L’imposta sul mattone segue la proprietà e i diritti reali. Categoria in cui non rientra il comodato gratuito, anche se formalizzato con un contratto registrato. Risultato: il padre che “presta” un alloggio al figlio deve pagare l’Imu come seconda casa. Al contrario, se la madre continua ad abitare nell’appartamento ereditato dal marito, i figli comproprietari se la cavano senza versare l’imposta, perché il tributo è collegato al diritto d’abitazione riconosciuto al coniuge superstite. Coniuge che, tra l’altro, potrà beneficiare del trattamento agevolato per l’abitazione principale.
Queste sono solo due delle tante situazioni “particolari” – ma assai diffuse – che hanno dominato i circa 200 quesiti arrivati ieri pomeriggio alla videochat sul sito del Sole 24 Ore. In linea con il principio che lega l’obbligo fiscale ai diritti reali, sul caso dei coniugi separati o divorziati interviene anche la circolare allo studio del ministero dell’Economia (si veda Il Sole 24 Ore di ieri), che illustra le novità dettate con la conversione del decreto fiscale (articolo 4, comma 12-quinquies del Dl 16/2012). Il coniuge che si vede assegnare la casa dopo la separazione acquisisce il diritto d’abitazione e – di conseguenza – versa l’Imu come abitazione principale. Anche se la casa dovesse essere in comproprietà o interamente dell’altro coniuge.
La comproprietà
Molti navigatori si sono rivolti alla videochat per chiarire il trattamento riservato alla comproprietà. In particolare, il caso critico è quello di uno stesso immobile in cui dimora e risiede solo uno dei due contitolari. In questa situazione, chi abita nella casa può applicare sulla propria quota l’aliquota dello 0,4% e la detrazione di 200 euro; l’altro comproprietario, invece, deve fare i conti con l’aliquota ordinaria dello 0,76 per cento.
I comodati gratuiti
Anche una vecchia eredità tra fratelli, di conseguenza, può avere riflessi non indifferenti sul fronte dell’Imu. Così come tutti i casi di appartamenti concessi ai parenti senza variare la titolarità dei diritti. Prassi tutto sommato comune, che però al tempo dell’Ici aveva finito per erodere fette via via crescenti di base imponibile. Da qui la stretta sulle «assimilazioni» all’abitazione principale, che nasce con evidenti finalità antielusive, ma rischia di far pagare un conto salato ad alcuni contribuenti.

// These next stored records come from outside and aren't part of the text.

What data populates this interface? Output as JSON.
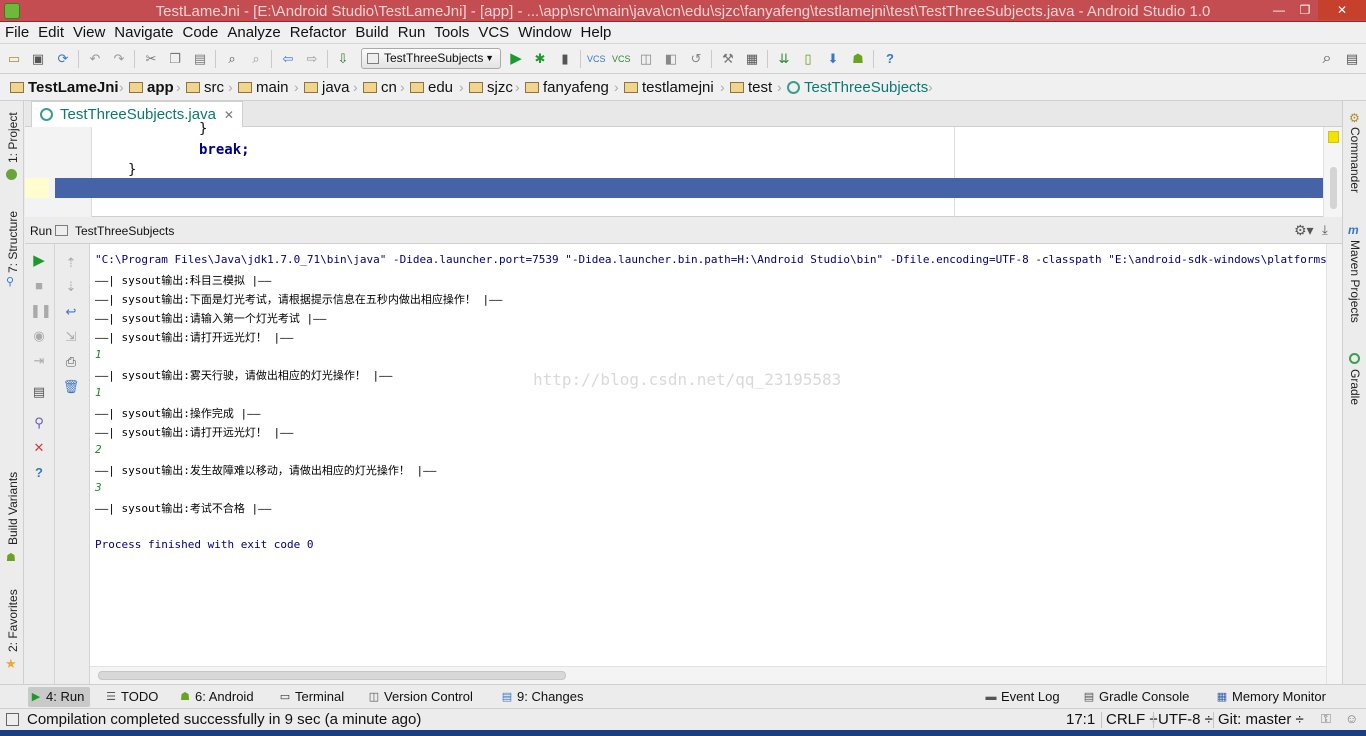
{
  "window": {
    "title": "TestLameJni - [E:\\Android Studio\\TestLameJni] - [app] - ...\\app\\src\\main\\java\\cn\\edu\\sjzc\\fanyafeng\\testlamejni\\test\\TestThreeSubjects.java - Android Studio 1.0",
    "minimize": "—",
    "restore": "❐",
    "close": "✕"
  },
  "menu": [
    "File",
    "Edit",
    "View",
    "Navigate",
    "Code",
    "Analyze",
    "Refactor",
    "Build",
    "Run",
    "Tools",
    "VCS",
    "Window",
    "Help"
  ],
  "toolbar": {
    "run_config": "TestThreeSubjects",
    "icons": [
      "open-icon",
      "save-icon",
      "sync-icon",
      "undo-icon",
      "redo-icon",
      "cut-icon",
      "copy-icon",
      "paste-icon",
      "find-icon",
      "replace-icon",
      "back-icon",
      "forward-icon",
      "make-icon",
      "run-icon",
      "debug-icon",
      "attach-icon",
      "vcs-update-icon",
      "vcs-commit-icon",
      "vcs-compare-icon",
      "vcs-history-icon",
      "vcs-revert-icon",
      "project-structure-icon",
      "sdk-manager-icon",
      "gradle-sync-icon",
      "avd-manager-icon",
      "android-device-monitor-icon",
      "help-icon"
    ]
  },
  "breadcrumbs": [
    "TestLameJni",
    "app",
    "src",
    "main",
    "java",
    "cn",
    "edu",
    "sjzc",
    "fanyafeng",
    "testlamejni",
    "test",
    "TestThreeSubjects"
  ],
  "left_tools": [
    "1: Project",
    "7: Structure",
    "Build Variants",
    "2: Favorites"
  ],
  "right_tools": [
    "Commander",
    "Maven Projects",
    "Gradle"
  ],
  "editor": {
    "tab": "TestThreeSubjects.java",
    "lines": [
      "}",
      "break;",
      "}"
    ]
  },
  "run": {
    "label": "Run",
    "config": "TestThreeSubjects",
    "console": [
      {
        "type": "cmd",
        "text": "\"C:\\Program Files\\Java\\jdk1.7.0_71\\bin\\java\" -Didea.launcher.port=7539 \"-Didea.launcher.bin.path=H:\\Android Studio\\bin\" -Dfile.encoding=UTF-8 -classpath \"E:\\android-sdk-windows\\platforms\\android-21\\android"
      },
      {
        "type": "out",
        "text": "——| sysout输出:科目三模拟 |——"
      },
      {
        "type": "out",
        "text": "——| sysout输出:下面是灯光考试，请根据提示信息在五秒内做出相应操作！ |——"
      },
      {
        "type": "out",
        "text": "——| sysout输出:请输入第一个灯光考试 |——"
      },
      {
        "type": "out",
        "text": "——| sysout输出:请打开远光灯！ |——"
      },
      {
        "type": "in",
        "text": "1"
      },
      {
        "type": "out",
        "text": "——| sysout输出:雾天行驶，请做出相应的灯光操作！ |——"
      },
      {
        "type": "in",
        "text": "1"
      },
      {
        "type": "out",
        "text": "——| sysout输出:操作完成 |——"
      },
      {
        "type": "out",
        "text": "——| sysout输出:请打开远光灯！ |——"
      },
      {
        "type": "in",
        "text": "2"
      },
      {
        "type": "out",
        "text": "——| sysout输出:发生故障难以移动，请做出相应的灯光操作！ |——"
      },
      {
        "type": "in",
        "text": "3"
      },
      {
        "type": "out",
        "text": "——| sysout输出:考试不合格 |——"
      },
      {
        "type": "blank",
        "text": ""
      },
      {
        "type": "fin",
        "text": "Process finished with exit code 0"
      }
    ],
    "watermark": "http://blog.csdn.net/qq_23195583"
  },
  "bottom_tabs": {
    "run": "4: Run",
    "todo": "TODO",
    "android": "6: Android",
    "terminal": "Terminal",
    "vcs": "Version Control",
    "changes": "9: Changes",
    "event_log": "Event Log",
    "gradle_console": "Gradle Console",
    "memory_monitor": "Memory Monitor"
  },
  "status": {
    "message": "Compilation completed successfully in 9 sec (a minute ago)",
    "position": "17:1",
    "line_sep": "CRLF ÷",
    "encoding": "UTF-8 ÷",
    "git": "Git: master ÷"
  }
}
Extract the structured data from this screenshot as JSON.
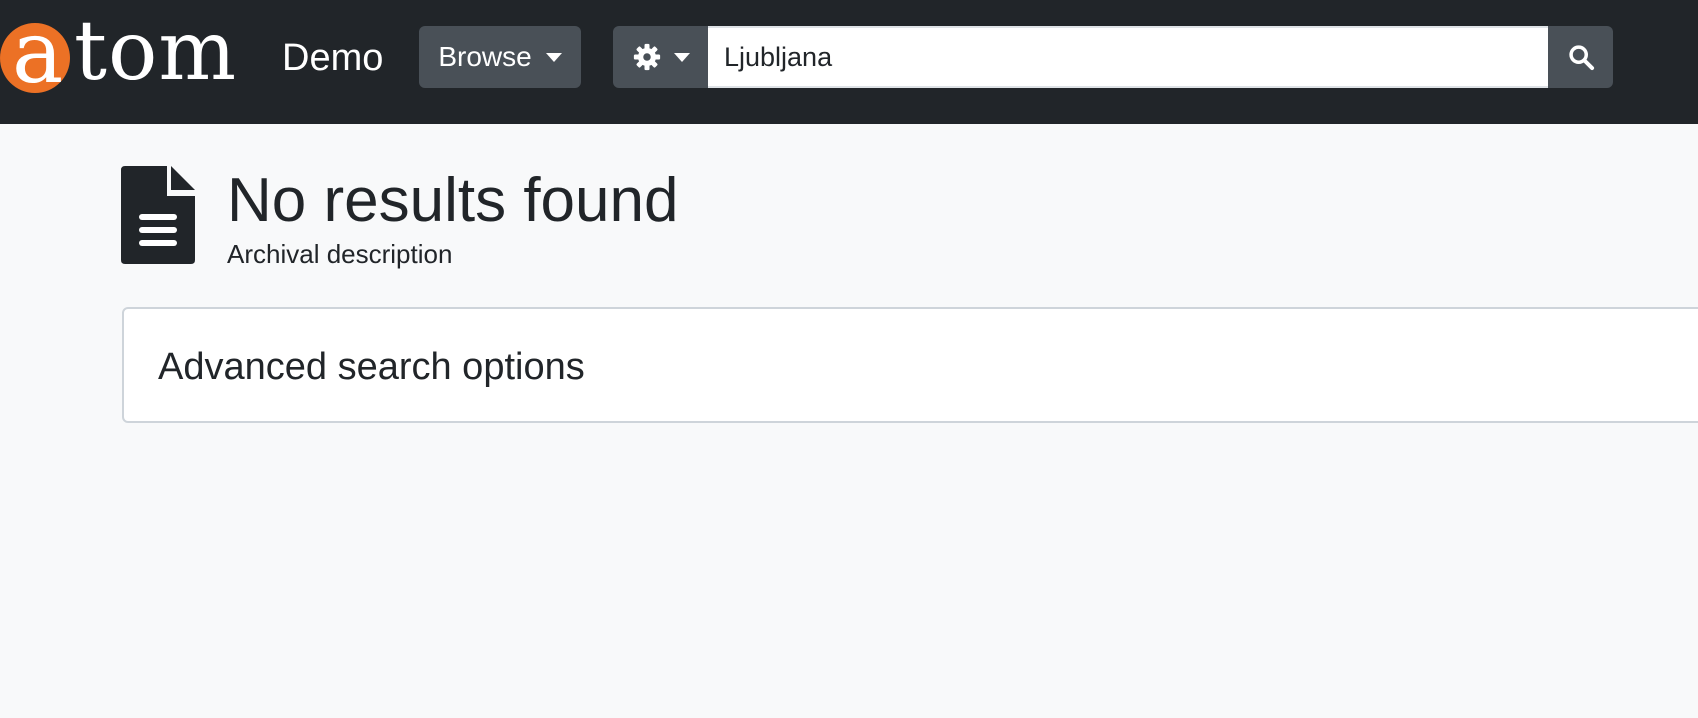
{
  "header": {
    "logo_prefix": "a",
    "logo_suffix": "tom",
    "site_name": "Demo",
    "browse_label": "Browse",
    "search": {
      "value": "Ljubljana",
      "options_icon": "gear-icon",
      "submit_icon": "search-icon"
    }
  },
  "main": {
    "title": "No results found",
    "subtitle": "Archival description",
    "title_icon": "file-icon",
    "advanced_search_label": "Advanced search options"
  },
  "colors": {
    "navbar": "#212529",
    "brand_orange": "#ec7125",
    "button_gray": "#495057",
    "page_background": "#f8f9fa"
  }
}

Anziani e residenti all’estero
Emblematico l’esempio degli alloggi di proprietà dei residenti all’estero iscritti all’Aire, un altro tema che ha raccolto diverse domande nell’ambito della videochat.
La novità più importante contenuta nella bozza di circolare dell’Economia è l’esclusione dalla quota erariale degli immobili sfitti che i Comuni decideranno di parificare all’abitazione principale. L’intervento ministeriale – che sul punto forza la lettera della legge – nasce per rendere possibile ai sindaci uno sconto che altrimenti sarebbe stato difficilmente praticabile: basti pensare al paradosso di un’aliquota ridotta fino allo 0,4% che avrebbe obbligato il Comune a lasciare allo Stato il 95% del gettito.
La stessa interpretazione vale anche per gli sconti sulle case dei disabili e degli anziani ricoverati (e residenti) in strutture di lungodegenza. Invece, in caso di trattamento di favore per le Onlus, lo Stato non rinuncerà alla propria quota.